Guimarães, M. B; Hurtado, R; Bello, C. P; Vanstreels, R. E. T; Ferreira, A. J. P.
R. bras. Ci. avíc.; 18(3): 387-394, Jul-Set. 2016. ilus, tab, mapas
Artigo em Inglês | VETINDEX | ID: vti-15626


The geographic overlap between areas of Atlantic rainforest and human activities allows interactions to occur between humans and wild and domestic animals. Despite the great importance of the domestic animal-wildlife-human interface that occurs at poultry farms in terms of public health, economic production and wildlife conservation, there are few studies in Brazil examining the distribution and health of wild birds that interact with poultry farms. From January to December 2010, mist nets were used to capture 166 free-ranging birds that were within close proximity to three poultry farms in Atlantic rainforest remnants in south-eastern Brazil.

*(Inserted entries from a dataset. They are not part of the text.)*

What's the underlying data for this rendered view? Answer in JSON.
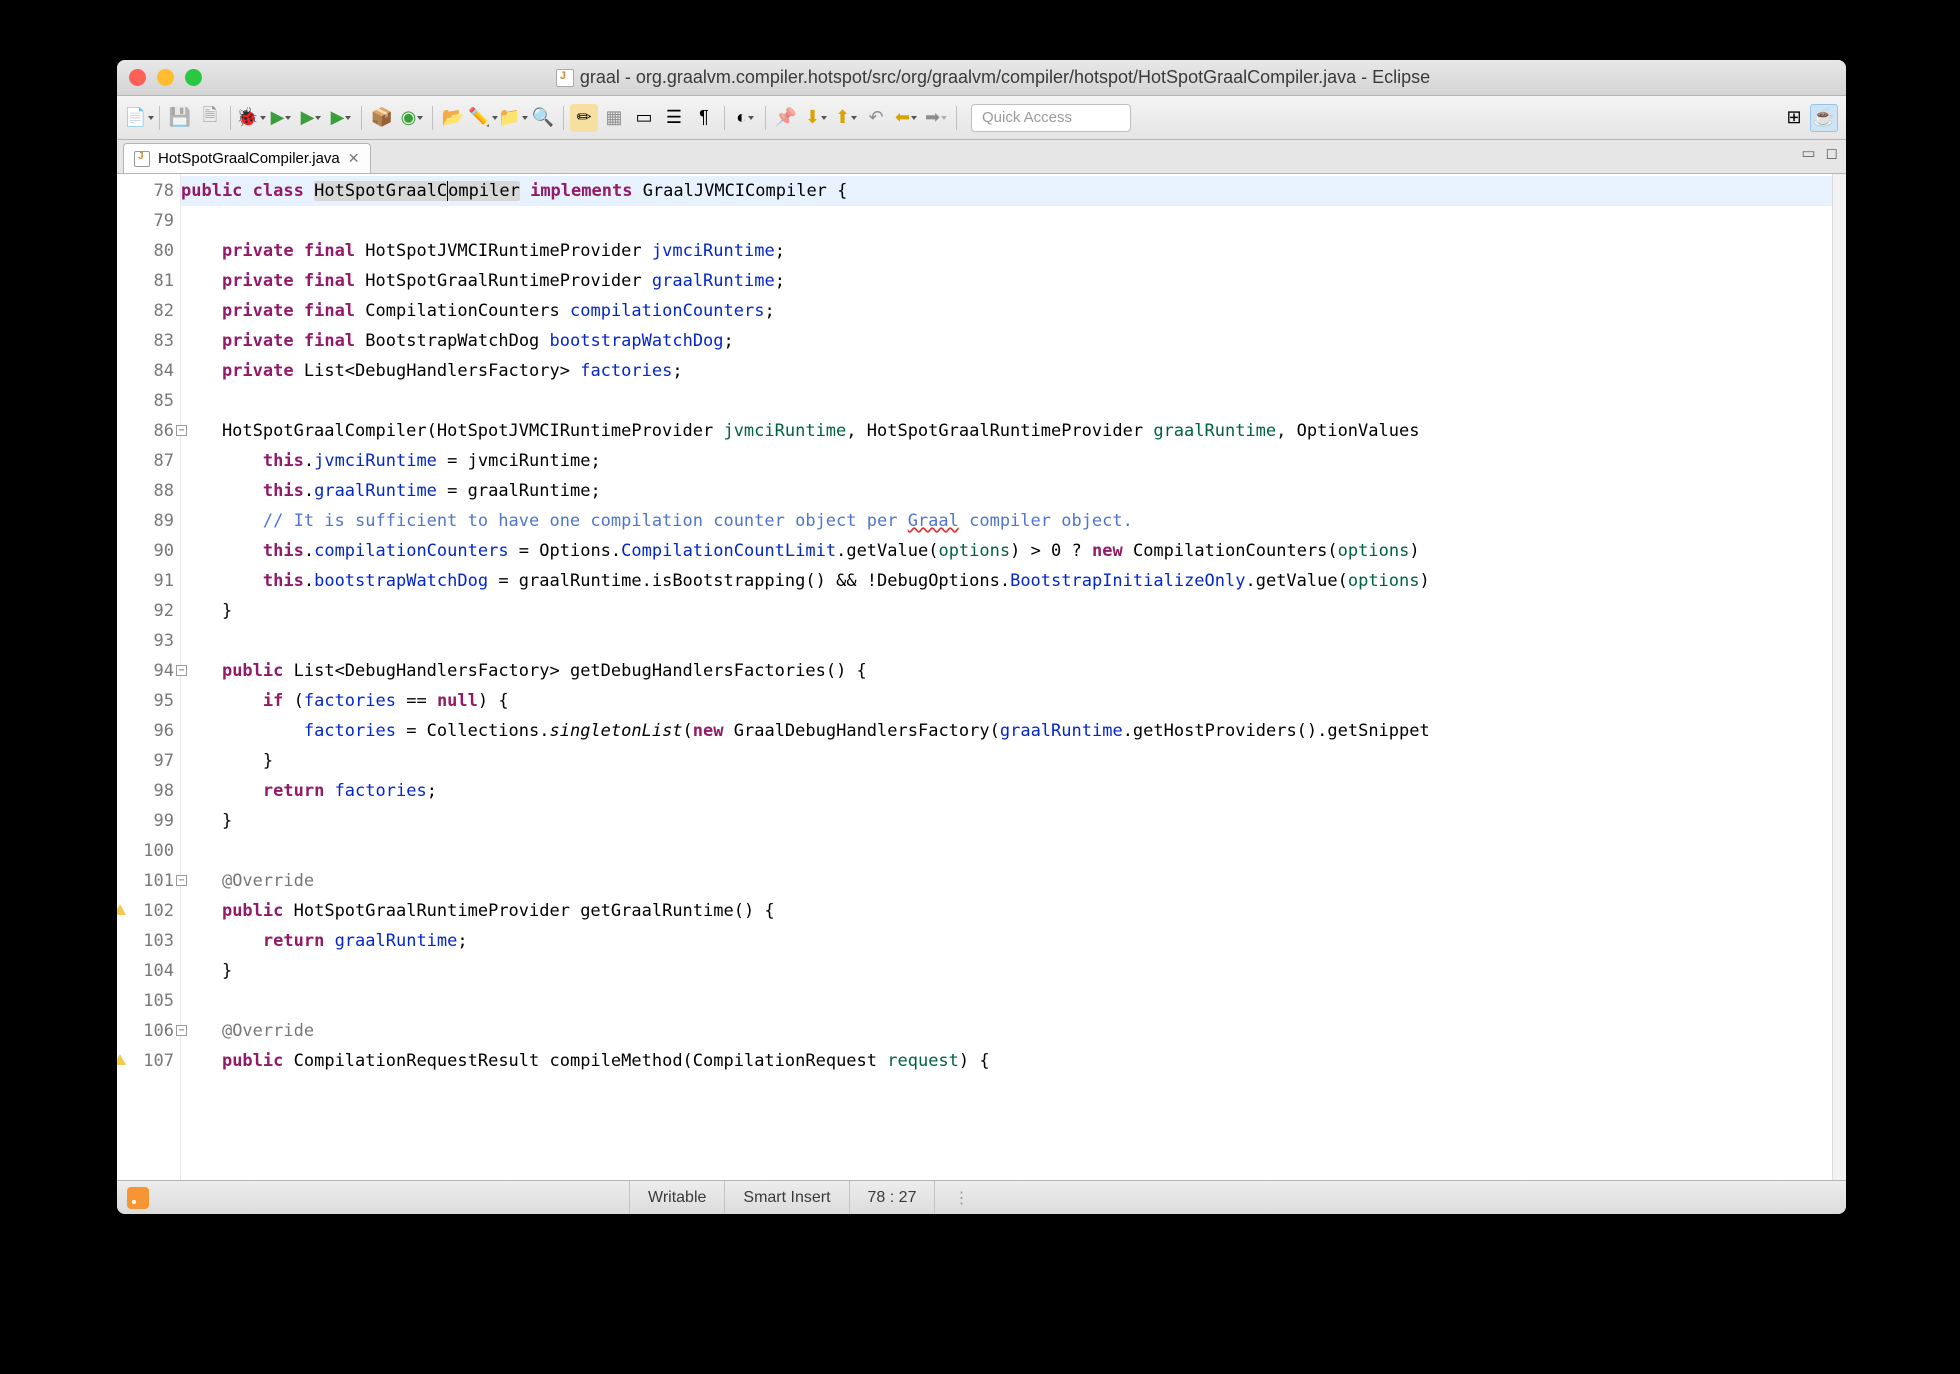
{
  "window": {
    "title": "graal - org.graalvm.compiler.hotspot/src/org/graalvm/compiler/hotspot/HotSpotGraalCompiler.java - Eclipse"
  },
  "toolbar": {
    "quick_access": "Quick Access"
  },
  "tab": {
    "label": "HotSpotGraalCompiler.java"
  },
  "status": {
    "writable": "Writable",
    "insert_mode": "Smart Insert",
    "position": "78 : 27"
  },
  "code": {
    "lines": [
      {
        "n": 78,
        "hl": true,
        "tokens": [
          [
            "kw",
            "public"
          ],
          [
            " "
          ],
          [
            "kw",
            "class"
          ],
          [
            " "
          ],
          [
            "sel",
            "HotSpotGraalC"
          ],
          [
            "caret",
            ""
          ],
          [
            "sel",
            "ompiler"
          ],
          [
            " "
          ],
          [
            "kw",
            "implements"
          ],
          [
            " "
          ],
          [
            "",
            "GraalJVMCICompiler {"
          ]
        ]
      },
      {
        "n": 79,
        "tokens": [
          [
            "",
            ""
          ]
        ]
      },
      {
        "n": 80,
        "tokens": [
          [
            "",
            "    "
          ],
          [
            "kw",
            "private"
          ],
          [
            " "
          ],
          [
            "kw",
            "final"
          ],
          [
            " "
          ],
          [
            "",
            "HotSpotJVMCIRuntimeProvider "
          ],
          [
            "fld",
            "jvmciRuntime"
          ],
          [
            "",
            ";"
          ]
        ]
      },
      {
        "n": 81,
        "tokens": [
          [
            "",
            "    "
          ],
          [
            "kw",
            "private"
          ],
          [
            " "
          ],
          [
            "kw",
            "final"
          ],
          [
            " "
          ],
          [
            "",
            "HotSpotGraalRuntimeProvider "
          ],
          [
            "fld",
            "graalRuntime"
          ],
          [
            "",
            ";"
          ]
        ]
      },
      {
        "n": 82,
        "tokens": [
          [
            "",
            "    "
          ],
          [
            "kw",
            "private"
          ],
          [
            " "
          ],
          [
            "kw",
            "final"
          ],
          [
            " "
          ],
          [
            "",
            "CompilationCounters "
          ],
          [
            "fld",
            "compilationCounters"
          ],
          [
            "",
            ";"
          ]
        ]
      },
      {
        "n": 83,
        "tokens": [
          [
            "",
            "    "
          ],
          [
            "kw",
            "private"
          ],
          [
            " "
          ],
          [
            "kw",
            "final"
          ],
          [
            " "
          ],
          [
            "",
            "BootstrapWatchDog "
          ],
          [
            "fld",
            "bootstrapWatchDog"
          ],
          [
            "",
            ";"
          ]
        ]
      },
      {
        "n": 84,
        "tokens": [
          [
            "",
            "    "
          ],
          [
            "kw",
            "private"
          ],
          [
            " "
          ],
          [
            "",
            "List<DebugHandlersFactory> "
          ],
          [
            "fld",
            "factories"
          ],
          [
            "",
            ";"
          ]
        ]
      },
      {
        "n": 85,
        "tokens": [
          [
            "",
            ""
          ]
        ]
      },
      {
        "n": 86,
        "fold": true,
        "tokens": [
          [
            "",
            "    HotSpotGraalCompiler(HotSpotJVMCIRuntimeProvider "
          ],
          [
            "str",
            "jvmciRuntime"
          ],
          [
            "",
            ", HotSpotGraalRuntimeProvider "
          ],
          [
            "str",
            "graalRuntime"
          ],
          [
            "",
            ", OptionValues"
          ]
        ]
      },
      {
        "n": 87,
        "tokens": [
          [
            "",
            "        "
          ],
          [
            "kw",
            "this"
          ],
          [
            "",
            "."
          ],
          [
            "fld",
            "jvmciRuntime"
          ],
          [
            "",
            " = jvmciRuntime;"
          ]
        ]
      },
      {
        "n": 88,
        "tokens": [
          [
            "",
            "        "
          ],
          [
            "kw",
            "this"
          ],
          [
            "",
            "."
          ],
          [
            "fld",
            "graalRuntime"
          ],
          [
            "",
            " = graalRuntime;"
          ]
        ]
      },
      {
        "n": 89,
        "tokens": [
          [
            "",
            "        "
          ],
          [
            "cmt",
            "// It is sufficient to have one compilation counter object per "
          ],
          [
            "err cmt",
            "Graal"
          ],
          [
            "cmt",
            " compiler object."
          ]
        ]
      },
      {
        "n": 90,
        "tokens": [
          [
            "",
            "        "
          ],
          [
            "kw",
            "this"
          ],
          [
            "",
            "."
          ],
          [
            "fld",
            "compilationCounters"
          ],
          [
            "",
            " = Options."
          ],
          [
            "fld",
            "CompilationCountLimit"
          ],
          [
            "i",
            ""
          ],
          [
            "",
            ".getValue("
          ],
          [
            "str",
            "options"
          ],
          [
            "",
            ") > 0 ? "
          ],
          [
            "kw",
            "new"
          ],
          [
            "",
            " CompilationCounters("
          ],
          [
            "str",
            "options"
          ],
          [
            "",
            ")"
          ]
        ]
      },
      {
        "n": 91,
        "tokens": [
          [
            "",
            "        "
          ],
          [
            "kw",
            "this"
          ],
          [
            "",
            "."
          ],
          [
            "fld",
            "bootstrapWatchDog"
          ],
          [
            "",
            " = graalRuntime.isBootstrapping() && !DebugOptions."
          ],
          [
            "fld",
            "BootstrapInitializeOnly"
          ],
          [
            "i",
            ""
          ],
          [
            "",
            ".getValue("
          ],
          [
            "str",
            "options"
          ],
          [
            "",
            ")"
          ]
        ]
      },
      {
        "n": 92,
        "tokens": [
          [
            "",
            "    }"
          ]
        ]
      },
      {
        "n": 93,
        "tokens": [
          [
            "",
            ""
          ]
        ]
      },
      {
        "n": 94,
        "fold": true,
        "tokens": [
          [
            "",
            "    "
          ],
          [
            "kw",
            "public"
          ],
          [
            " "
          ],
          [
            "",
            "List<DebugHandlersFactory> getDebugHandlersFactories() {"
          ]
        ]
      },
      {
        "n": 95,
        "tokens": [
          [
            "",
            "        "
          ],
          [
            "kw",
            "if"
          ],
          [
            "",
            " ("
          ],
          [
            "fld",
            "factories"
          ],
          [
            "",
            " == "
          ],
          [
            "kw",
            "null"
          ],
          [
            "",
            ") {"
          ]
        ]
      },
      {
        "n": 96,
        "tokens": [
          [
            "",
            "            "
          ],
          [
            "fld",
            "factories"
          ],
          [
            "",
            " = Collections."
          ],
          [
            "i",
            "singletonList"
          ],
          [
            "",
            "("
          ],
          [
            "kw",
            "new"
          ],
          [
            "",
            " GraalDebugHandlersFactory("
          ],
          [
            "fld",
            "graalRuntime"
          ],
          [
            "",
            ".getHostProviders().getSnippet"
          ]
        ]
      },
      {
        "n": 97,
        "tokens": [
          [
            "",
            "        }"
          ]
        ]
      },
      {
        "n": 98,
        "tokens": [
          [
            "",
            "        "
          ],
          [
            "kw",
            "return"
          ],
          [
            " "
          ],
          [
            "fld",
            "factories"
          ],
          [
            "",
            ";"
          ]
        ]
      },
      {
        "n": 99,
        "tokens": [
          [
            "",
            "    }"
          ]
        ]
      },
      {
        "n": 100,
        "tokens": [
          [
            "",
            ""
          ]
        ]
      },
      {
        "n": 101,
        "fold": true,
        "tokens": [
          [
            "",
            "    "
          ],
          [
            "ann",
            "@Override"
          ]
        ]
      },
      {
        "n": 102,
        "warn": true,
        "tokens": [
          [
            "",
            "    "
          ],
          [
            "kw",
            "public"
          ],
          [
            " "
          ],
          [
            "",
            "HotSpotGraalRuntimeProvider getGraalRuntime() {"
          ]
        ]
      },
      {
        "n": 103,
        "tokens": [
          [
            "",
            "        "
          ],
          [
            "kw",
            "return"
          ],
          [
            " "
          ],
          [
            "fld",
            "graalRuntime"
          ],
          [
            "",
            ";"
          ]
        ]
      },
      {
        "n": 104,
        "tokens": [
          [
            "",
            "    }"
          ]
        ]
      },
      {
        "n": 105,
        "tokens": [
          [
            "",
            ""
          ]
        ]
      },
      {
        "n": 106,
        "fold": true,
        "tokens": [
          [
            "",
            "    "
          ],
          [
            "ann",
            "@Override"
          ]
        ]
      },
      {
        "n": 107,
        "warn": true,
        "tokens": [
          [
            "",
            "    "
          ],
          [
            "kw",
            "public"
          ],
          [
            " "
          ],
          [
            "",
            "CompilationRequestResult compileMethod(CompilationRequest "
          ],
          [
            "str",
            "request"
          ],
          [
            "",
            ") {"
          ]
        ]
      }
    ]
  }
}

The species composition was examined, and molecular methods were used to test for avian influenza virus, Newcastle disease virus, and Mycoplasma gallisepticum. The avian communities near the poultry farms were dominated by three synanthropic species, which corresponded to 70% of all captured individuals: house sparrows Passer domesticus (33%), saffron finches (Sicalis flaveola) (22%), and ruddy ground-doves (Columbina talpacoti) (15%). These predominant bird species were in poor body condition (27%), were infested with feather mites (43%), or presented both conditions (23%). No evidence of infection by avian influenza virus, Newcastle disease virus or M. gallisepticum was identified in any of the studied birds. Although no evidence of the studied pathogens was, our findings demonstrate that differences in the environmental characteristics and biosecurity practices influence the wild bird community near poultry farms, which in turn may affect the health status of these synanthropic birds and strengthen their role in the transmission of pathogens.(AU)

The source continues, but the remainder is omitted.